Pelindo menekankan pentingnya kesiapsiagaan seluruh pemangku kepentingan agar arus logistik tidak terganggu. Koordinasi antara terminal, perusahaan logistik, dan pihak Bea Cukai menjadi kunci keberhasilan distribusi barang. Dengan strategi yang matang, Surabaya tetap menjadi hub logistik andal menjelang Lebaran 2026.
Kesimpulan dan Harapan
Kesiapan Pelindo menghadapi lonjakan arus logistik jelang Lebaran menjadi bukti perencanaan matang dan koordinasi efektif.
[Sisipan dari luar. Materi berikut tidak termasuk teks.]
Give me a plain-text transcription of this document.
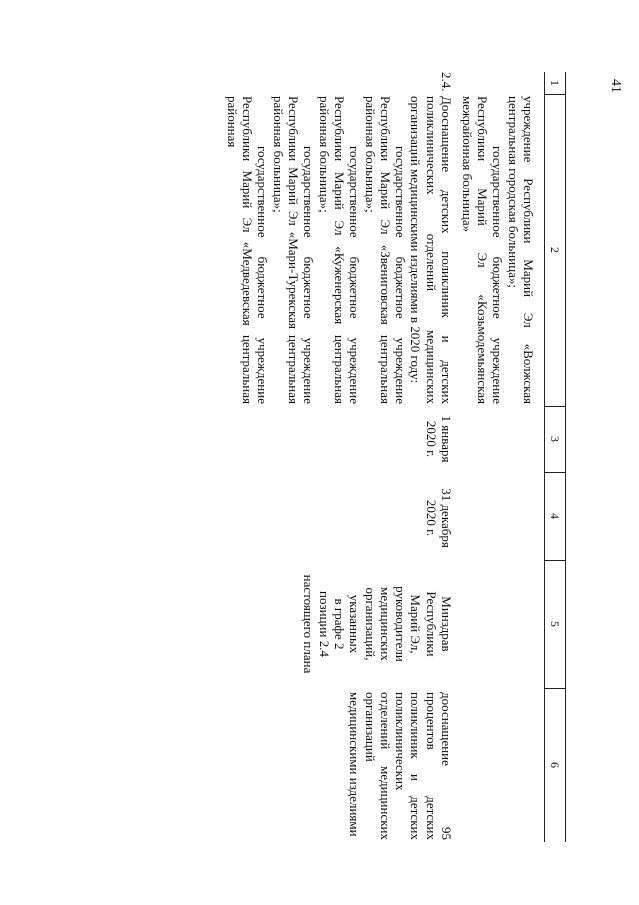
41
1
2
3
4
5
6

учреждение Республики Марий Эл «Волжская центральная городская больница»;

государственное бюджетное учреждение Республики Марий Эл «Козьмодемьянская межрайонная больница»

2.4.

Дооснащение детских поликлиник и детских поликлинических отделений медицинских организаций медицинскими изделиями в 2020 году:

государственное бюджетное учреждение Республики Марий Эл «Звениговская центральная районная больница»;

государственное бюджетное учреждение Республики Марий Эл «Куженерская центральная районная больница»;

государственное бюджетное учреждение Республики Марий Эл «Мари-Турекская центральная районная больница»;

государственное бюджетное учреждение Республики Марий Эл «Медведевская центральная районная

1 января
2020 г.
31 декабря
2020 г.
Минздрав
Республики
Марий Эл,
руководители
медицинских
организаций,
указанных
в графе 2
позиции 2.4
настоящего плана
дооснащение 95 процентов детских поликлиник и детских поликлинических отделений медицинских организаций медицинскими изделиями
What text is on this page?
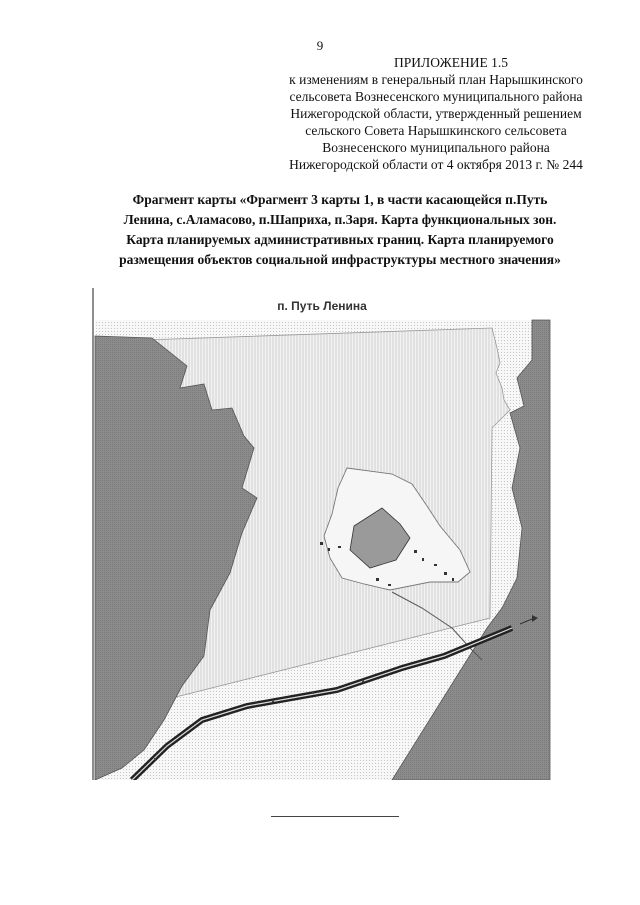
9
ПРИЛОЖЕНИЕ 1.5
к изменениям в генеральный план Нарышкинского
сельсовета Вознесенского муниципального района
Нижегородской области, утвержденный решением
сельского Совета Нарышкинского сельсовета
Вознесенского муниципального района
Нижегородской области от 4 октября 2013 г. № 244
Фрагмент карты «Фрагмент 3 карты 1, в части касающейся п.Путь
Ленина, с.Аламасово, п.Шаприха, п.Заря. Карта функциональных зон.
Карта планируемых административных границ. Карта планируемого
размещения объектов социальной инфраструктуры местного значения»
п. Путь Ленина
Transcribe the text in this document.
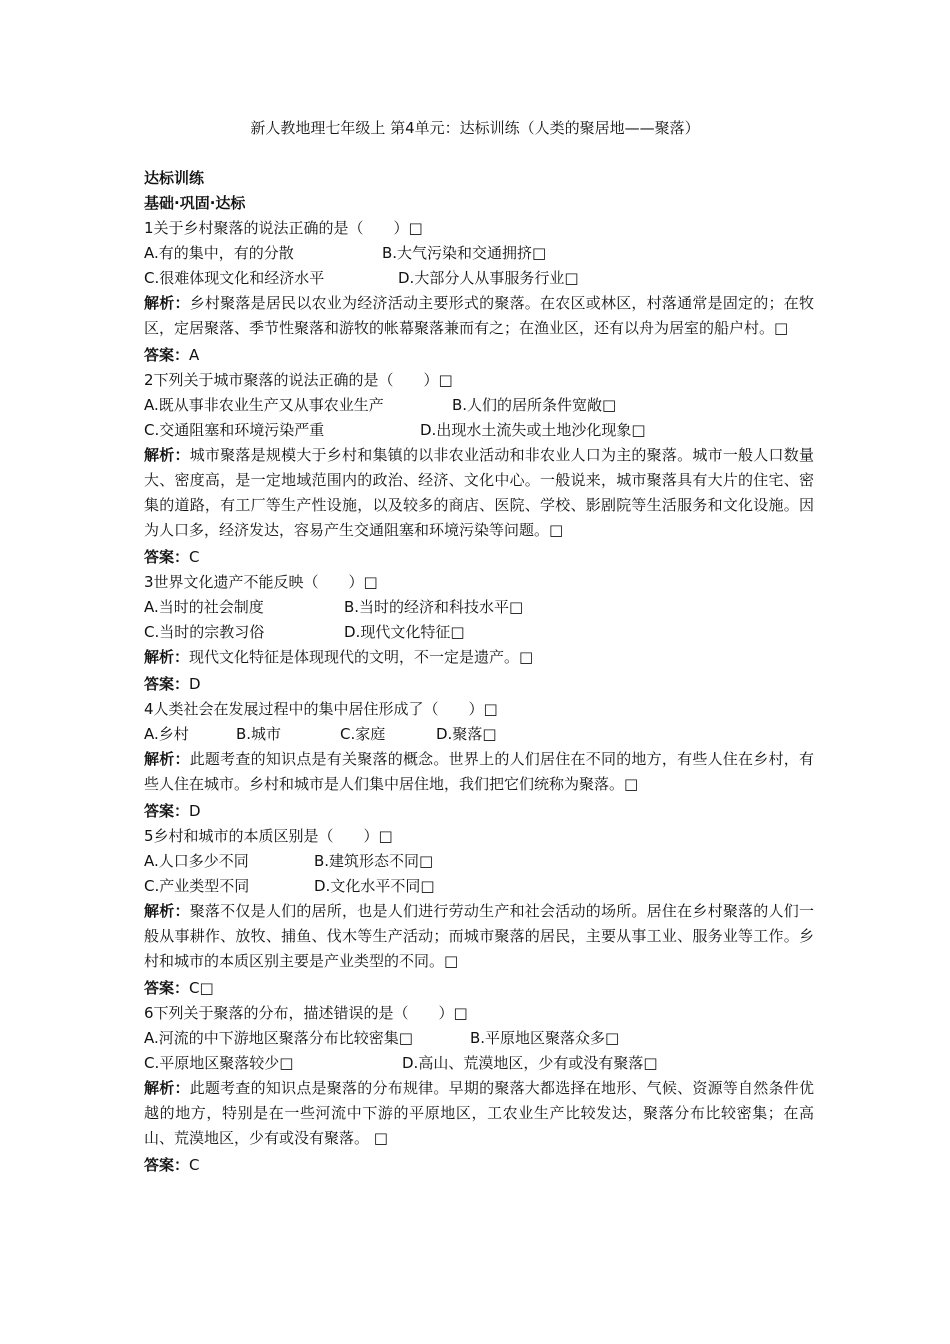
新人教地理七年级上 第4单元：达标训练（人类的聚居地——聚落）
达标训练
基础·巩固·达标
1关于乡村聚落的说法正确的是（　　）□
A.有的集中，有的分散	B.大气污染和交通拥挤□
C.很难体现文化和经济水平	D.大部分人从事服务行业□
解析：乡村聚落是居民以农业为经济活动主要形式的聚落。在农区或林区，村落通常是固定的；在牧区，定居聚落、季节性聚落和游牧的帐幕聚落兼而有之；在渔业区，还有以舟为居室的船户村。□
答案：A
2下列关于城市聚落的说法正确的是（　　）□
A.既从事非农业生产又从事农业生产	B.人们的居所条件宽敞□
C.交通阻塞和环境污染严重	D.出现水土流失或土地沙化现象□
解析：城市聚落是规模大于乡村和集镇的以非农业活动和非农业人口为主的聚落。城市一般人口数量大、密度高，是一定地域范围内的政治、经济、文化中心。一般说来，城市聚落具有大片的住宅、密集的道路，有工厂等生产性设施，以及较多的商店、医院、学校、影剧院等生活服务和文化设施。因为人口多，经济发达，容易产生交通阻塞和环境污染等问题。□
答案：C
3世界文化遗产不能反映（　　）□
A.当时的社会制度	B.当时的经济和科技水平□
C.当时的宗教习俗	D.现代文化特征□
解析：现代文化特征是体现现代的文明，不一定是遗产。□
答案：D
4人类社会在发展过程中的集中居住形成了（　　）□
A.乡村	B.城市	C.家庭	D.聚落□
解析：此题考查的知识点是有关聚落的概念。世界上的人们居住在不同的地方，有些人住在乡村，有些人住在城市。乡村和城市是人们集中居住地，我们把它们统称为聚落。□
答案：D
5乡村和城市的本质区别是（　　）□
A.人口多少不同	B.建筑形态不同□
C.产业类型不同	D.文化水平不同□
解析：聚落不仅是人们的居所，也是人们进行劳动生产和社会活动的场所。居住在乡村聚落的人们一般从事耕作、放牧、捕鱼、伐木等生产活动；而城市聚落的居民，主要从事工业、服务业等工作。乡村和城市的本质区别主要是产业类型的不同。□
答案：C□
6下列关于聚落的分布，描述错误的是（　　）□
A.河流的中下游地区聚落分布比较密集□	B.平原地区聚落众多□
C.平原地区聚落较少□	D.高山、荒漠地区，少有或没有聚落□
解析：此题考查的知识点是聚落的分布规律。早期的聚落大都选择在地形、气候、资源等自然条件优越的地方，特别是在一些河流中下游的平原地区，工农业生产比较发达，聚落分布比较密集；在高山、荒漠地区，少有或没有聚落。 □
答案：C
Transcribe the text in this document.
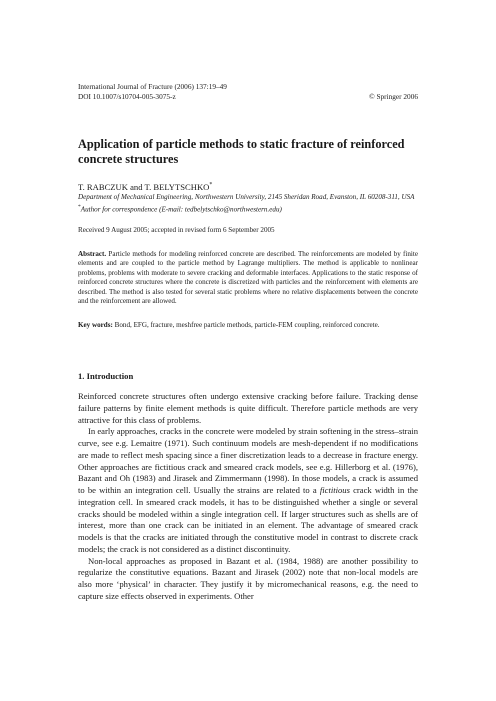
International Journal of Fracture (2006) 137:19–49
DOI 10.1007/s10704-005-3075-z	© Springer 2006
Application of particle methods to static fracture of reinforced concrete structures
T. RABCZUK and T. BELYTSCHKO*
Department of Mechanical Engineering, Northwestern University, 2145 Sheridan Road, Evanston, IL 60208-311, USA
*Author for correspondence (E-mail: tedbelytschko@northwestern.edu)
Received 9 August 2005; accepted in revised form 6 September 2005
Abstract. Particle methods for modeling reinforced concrete are described. The reinforcements are modeled by finite elements and are coupled to the particle method by Lagrange multipliers. The method is applicable to nonlinear problems, problems with moderate to severe cracking and deformable interfaces. Applications to the static response of reinforced concrete structures where the concrete is discretized with particles and the reinforcement with elements are described. The method is also tested for several static problems where no relative displacements between the concrete and the reinforcement are allowed.
Key words: Bond, EFG, fracture, meshfree particle methods, particle-FEM coupling, reinforced concrete.
1. Introduction

Reinforced concrete structures often undergo extensive cracking before failure. Tracking dense failure patterns by finite element methods is quite difficult. Therefore particle methods are very attractive for this class of problems.

In early approaches, cracks in the concrete were modeled by strain softening in the stress–strain curve, see e.g. Lemaitre (1971). Such continuum models are mesh-dependent if no modifications are made to reflect mesh spacing since a finer discretization leads to a decrease in fracture energy. Other approaches are fictitious crack and smeared crack models, see e.g. Hillerborg et al. (1976), Bazant and Oh (1983) and Jirasek and Zimmermann (1998). In those models, a crack is assumed to be within an integration cell. Usually the strains are related to a fictitious crack width in the integration cell. In smeared crack models, it has to be distinguished whether a single or several cracks should be modeled within a single integration cell. If larger structures such as shells are of interest, more than one crack can be initiated in an element. The advantage of smeared crack models is that the cracks are initiated through the constitutive model in contrast to discrete crack models; the crack is not considered as a distinct discontinuity.

Non-local approaches as proposed in Bazant et al. (1984, 1988) are another possibility to regularize the constitutive equations. Bazant and Jirasek (2002) note that non-local models are also more ‘physical’ in character. They justify it by micromechanical reasons, e.g. the need to capture size effects observed in experiments. Other
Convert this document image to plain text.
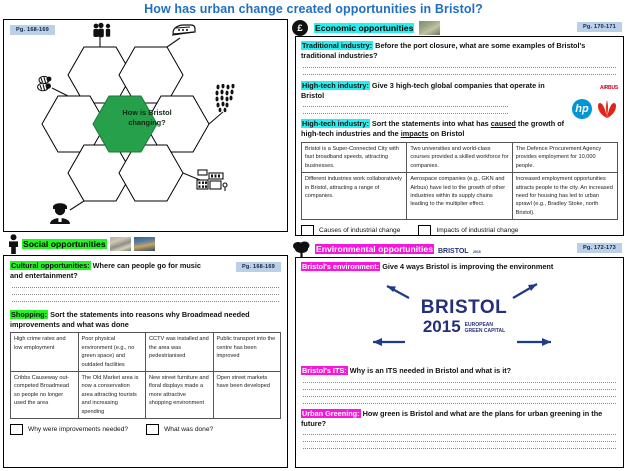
How has urban change created opportunities in Bristol?
How is Bristol changing?
Pg. 168-169
Social opportunities
Pg. 168-169
Cultural opportunities: Where can people go for music and entertainment?
Shopping: Sort the statements into reasons why Broadmead needed improvements and what was done
High crime rates and low employment	Poor physical environment (e.g., no green space) and outdated facilities	CCTV was installed and the area was pedestrianised	Public transport into the centre has been improved
Cribbs Causeway out-competed Broadmead so people no longer used the area	The Old Market area is now a conservation area attracting tourists and increasing spending	New street furniture and floral displays made a more attractive shopping environment	Open street markets have been developed
Why were improvements needed?	What was done?
£	Economic opportunities	Pg. 170-171
Traditional industry: Before the port closure, what are some examples of Bristol's traditional industries?
High-tech industry: Give 3 high-tech global companies that operate in Bristol
AIRBUS
hp
High-tech industry: Sort the statements into what has caused the growth of high-tech industries and the impacts on Bristol
Bristol is a Super-Connected City with fast broadband speeds, attracting businesses.	Two universities and world-class courses provided a skilled workforce for companies.	The Defence Procurement Agency provides employment for 10,000 people.
Different industries work collaboratively in Bristol, attracting a range of companies.	Aerospace companies (e.g., GKN and Airbus) have led to the growth of other industries within its supply chains leading to the multiplier effect.	Increased employment opportunities attracts people to the city. An increased need for housing has led to urban sprawl (e.g., Bradley Stoke, north Bristol).
Causes of industrial change	Impacts of industrial change
Environmental opportunities BRISTOL 2015
Pg. 172-173
Bristol's environment: Give 4 ways Bristol is improving the environment
BRISTOL
2015 EUROPEAN
GREEN CAPITAL
Bristol's ITS: Why is an ITS needed in Bristol and what is it?
Urban Greening: How green is Bristol and what are the plans for urban greening in the future?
Langkah pengalihan gudang, migrasi kontainer, dan sistem operasi terminal yang optimal memastikan distribusi barang tetap lancar. Operasional 24 jam selama libur Lebaran menunjukkan komitmen penuh untuk mendukung kegiatan ekonomi dan masyarakat.
Dengan antisipasi sejak awal, diharapkan penumpukan barang dapat diminimalkan dan pelayanan logistik tetap maksimal. Surabaya akan tetap menjadi pusat distribusi yang andal bagi wilayah Jawa Timur dan sekitarnya.
Langkah strategis ini mendukung kelancaran arus barang menjelang Lebaran serta memberikan kepastian bagi semua pihak terkait.